Demeurant [adresse], Représenté par Maître Hervé KEROUREDAN - Avocat au Barreau de VERSAILLES - CASE 40
[minute page 1 bis]
PARTIE DEMANDERESSE :
Monsieur X.
né le [date] à [ville] - de nationalité française - cadre commercial [adresse], Représenté par Maître Hervé KEROUREDAN - Avocat au Barreau de VERSAILLES - CASE 40
PARTIE DÉFENDERESSE :
La SNC INTERPAR
RCS PARIS YY - Exploitant le relais TOTAL [adresse], Demeurant [adresse], Prise en la personne de ses représentants légaux domiciliés en cette qualité audit siège, Représentée par Maître BOIZARD - Avocat au Barreau de PARIS
COMPOSITION DU TRIBUNAL :
JUGE : Mme HUNTER-FALCK
GREFFIER : Mlle MADELAINE
DÉBATS : À l'audience publique du 22 novembre 1999, le Tribunal a entendu les parties et a mis l'affaire en délibéré. Le Président a indiqué que le jugement serait rendu le 09 décembre 1999.
EXPOSÉ DU LITIGE (N.B. : mention ne figurant pas sur l’original)
[minute page 1 ter – N.B. : page 1 sur la minute originale] Suivant un contrat en date du 13 février 1999, la SA AVIS LOCATION DE VOITURES loué un véhicule automobile RENAULT SCENIC immatriculé ZZ, à M. X. Ce véhicule devant être restitué le 14 février 1999. Cependant le 14 février 1999, M. X. a déclaré le vol de ce véhicule au commissariat de VERSAILLES et a déposé une plainte.
Par courrier en date du 22 mars 1999, la SA AVIS a adressé une facture à M. X. pour un montant de 92.500 Francs correspondant à « l'indemnité compensatrice de préjudice suite au vol du véhicule » en visant l'article 6 des conditions générales de location.
M. X., par LRAR [N.B. lettre recommandée avec accusé de réception] du 23 mai 1999, a contesté le bien-fondé de cette réclamation en se prévalant de l'assurance prévue au contrat.
Le 16 juin 1999, une lettre de mise en demeure est adressée à M. X. par le conseil de la société AVIS.

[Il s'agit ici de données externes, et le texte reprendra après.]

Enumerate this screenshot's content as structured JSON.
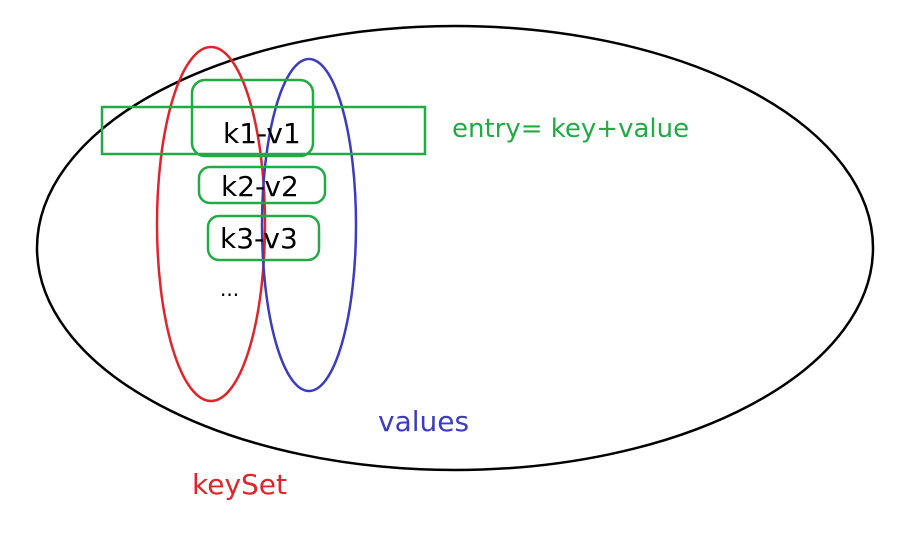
{
  "labels": {
    "entry_definition": "entry= key+value",
    "values": "values",
    "key_set": "keySet",
    "ellipsis": "..."
  },
  "entries": [
    {
      "text": "k1-v1"
    },
    {
      "text": "k2-v2"
    },
    {
      "text": "k3-v3"
    }
  ],
  "colors": {
    "outline": "#000000",
    "key_set": "#e0242c",
    "values": "#3c3cc0",
    "entry": "#22aa44"
  }
}
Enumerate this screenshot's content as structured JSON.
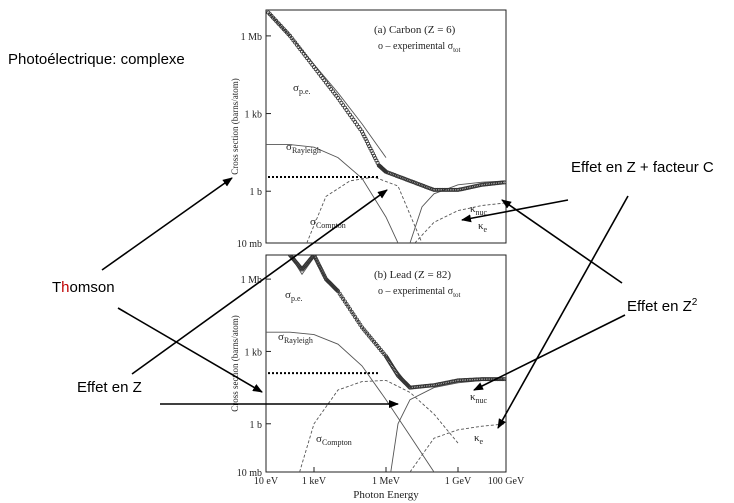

Le véhicule ayant été retrouvé le 14 juin 1999, la SA AVIS a limité sa réclamation à la somme de 37.558,90 Francs. correspondant à 121 jours de location. Elle rappelle les dispositions de l'article 6 du contrat disposant que le client n'est pas couvert en cas de négligence de sa part.
Par acte délivré le 6 septembre 1999 et enrôlé sous le numéro 787/99, la SA AVIS a assigné M. X. aux fins de voir, avec le bénéfice de l'exécution provisoire, celui-ci condamné à payer :
- la somme de 37.558, 90 Francs. avec intérêts au taux légal à compter du 30 juin 1999, date de la mise en demeure, et ce jusqu'au paiement définitif ;
- la somme de 5.000 Francs. sur le fondement de l'article 700 du nouveau code de procédure civile.

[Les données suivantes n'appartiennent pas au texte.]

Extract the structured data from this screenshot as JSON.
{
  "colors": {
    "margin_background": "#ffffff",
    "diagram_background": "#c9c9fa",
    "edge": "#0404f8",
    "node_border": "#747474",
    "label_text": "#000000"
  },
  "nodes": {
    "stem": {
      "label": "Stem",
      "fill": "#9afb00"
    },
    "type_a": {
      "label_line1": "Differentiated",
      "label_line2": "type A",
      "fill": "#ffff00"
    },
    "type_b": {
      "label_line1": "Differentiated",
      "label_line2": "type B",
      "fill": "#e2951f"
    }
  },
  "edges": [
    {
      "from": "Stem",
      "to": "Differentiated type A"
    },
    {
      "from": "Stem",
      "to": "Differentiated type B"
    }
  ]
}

Au soutien de ses demandes, la SA AVIS fait valoir que si M. X. a bien souscrit à une police d'assurance contre le vol en apposant son paraphe sur la case 51 A et 51 B, il n'a en revanche pas respecté les conditions imposées telles qu'indiquées au verso et ne peut donc en bénéficier. Le fait de laisser le véhicule ouvert avec les clefs sur le contact et les papiers à l'intérieur constitue une négligence engageant la responsabilité de M. X. selon les dispositions contractuelles.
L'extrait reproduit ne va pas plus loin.